Google a donc aujourd'hui deux choix, qui représentent des paris sur l'avenir, mais dont les conséquences engendreront une situation meilleure qu'hier. Ou Google se retire et arrête d'investir sur un avenir chinois qui lui semble perdu d'avance, ou la société mise sur sa clientèle de fans purs et durs qui en plus de leur fidélité présentent un fort potentiel d'influence sur les autres consommateurs pour l'avenir. En effet, ceux-ci n'envisagent pas une seule seconde une Chine sans Google, car il s'agissait pour eux de la seule source où l'on pouvait encore trouver quelques infos non contrôlées par le gouvernement. Certains professeurs se demandent comment ils vont retrouver certaines informations pour leurs cours sans Google. D'autres geeks chinois affirment qu'ils continueront à l'utiliser, quitte à devoir naviguer via proxy 24/24h.

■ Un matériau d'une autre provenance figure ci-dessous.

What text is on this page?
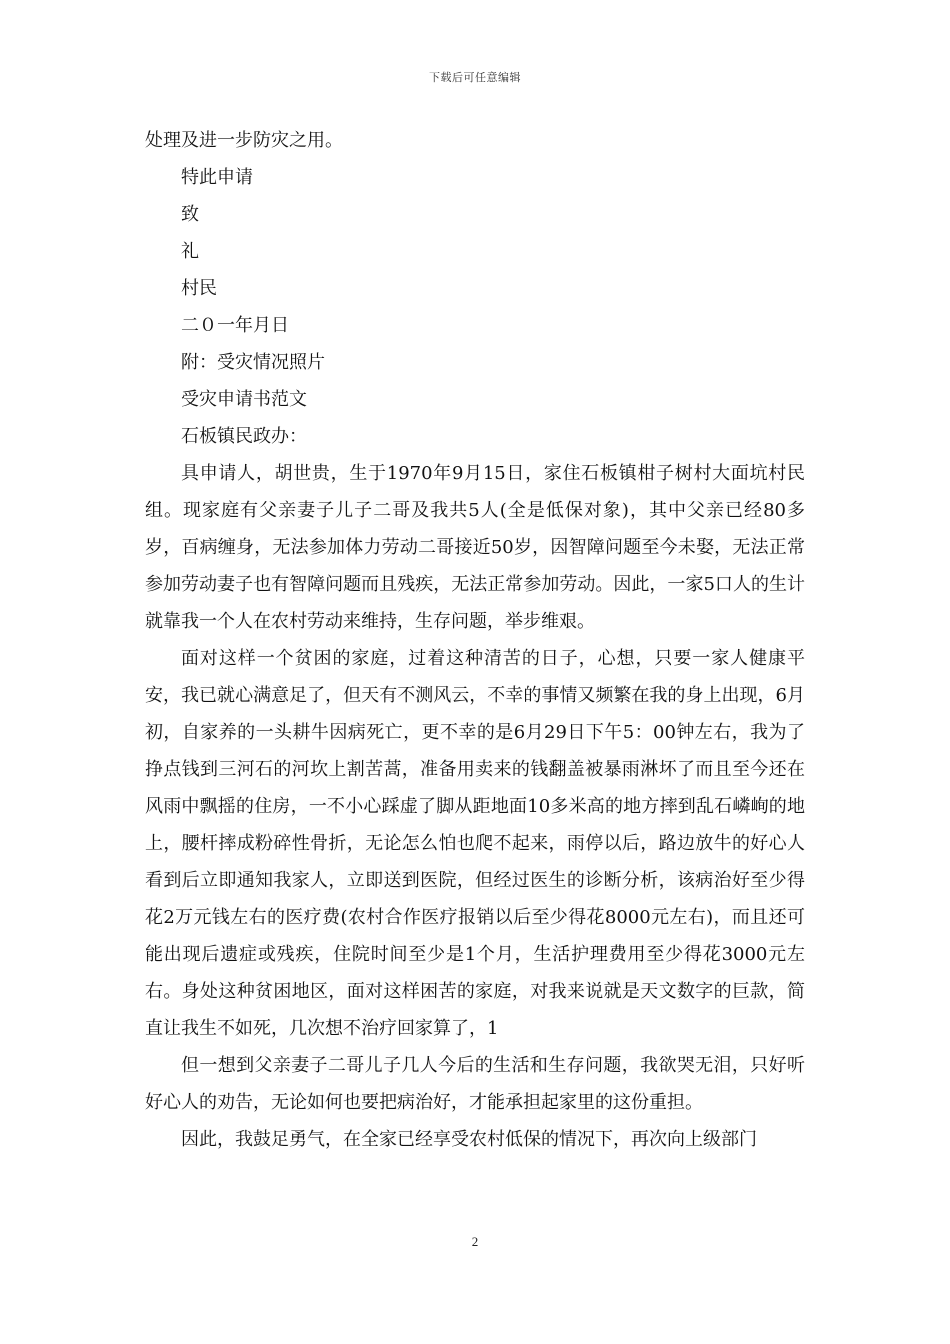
下载后可任意编辑

处理及进一步防灾之用。

特此申请

致

礼

村民

二０一年月日

附：受灾情况照片

受灾申请书范文

石板镇民政办：

具申请人，胡世贵，生于1970年9月15日，家住石板镇柑子树村大面坑村民组。现家庭有父亲妻子儿子二哥及我共5人(全是低保对象)，其中父亲已经80多岁，百病缠身，无法参加体力劳动二哥接近50岁，因智障问题至今未娶，无法正常参加劳动妻子也有智障问题而且残疾，无法正常参加劳动。因此，一家5口人的生计就靠我一个人在农村劳动来维持，生存问题，举步维艰。

面对这样一个贫困的家庭，过着这种清苦的日子，心想，只要一家人健康平安，我已就心满意足了，但天有不测风云，不幸的事情又频繁在我的身上出现，6月初，自家养的一头耕牛因病死亡，更不幸的是6月29日下午5：00钟左右，我为了挣点钱到三河石的河坎上割苦蒿，准备用卖来的钱翻盖被暴雨淋坏了而且至今还在风雨中飘摇的住房，一不小心踩虚了脚从距地面10多米高的地方摔到乱石嶙峋的地上，腰杆摔成粉碎性骨折，无论怎么怕也爬不起来，雨停以后，路边放牛的好心人看到后立即通知我家人，立即送到医院，但经过医生的诊断分析，该病治好至少得花2万元钱左右的医疗费(农村合作医疗报销以后至少得花8000元左右)，而且还可能出现后遗症或残疾，住院时间至少是1个月，生活护理费用至少得花3000元左右。身处这种贫困地区，面对这样困苦的家庭，对我来说就是天文数字的巨款，简直让我生不如死，几次想不治疗回家算了，1

但一想到父亲妻子二哥儿子几人今后的生活和生存问题，我欲哭无泪，只好听好心人的劝告，无论如何也要把病治好，才能承担起家里的这份重担。

因此，我鼓足勇气，在全家已经享受农村低保的情况下，再次向上级部门

2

On pourrait résumer cette situation en la comparant avec celle de firefox: mozilla compte un jour doubler microsoft et son internet explorer non seulement grâce à la qualité de ses services, mais également grâce à sa communauté d'utilisateurs qui sont ses meilleurs commerciaux. Qui n'a jamais eu affaire à un mozilla user cherchant à tout prix à vous convaincre de basculer sur firefox? En tout cas, c'est comme ça que j'ai changé de navigateur :).
Voilà donc la situation Google Chine telle qu'elle se présente aujourd'hui. Un tournant commercial pour Google, qui a enfin le choix entre deux alternatives viables pour son avenir asiatique. A eux de faire le bon choix. Mais surtout, qu'on ne vienne pas m'expliquer que Google a cédé face à la pression politique internationale ou, pire, qu'il s'agit d'une décision vertueuse. Que des gros sous là d'dans, j'vous l'dis ma p'tite dame!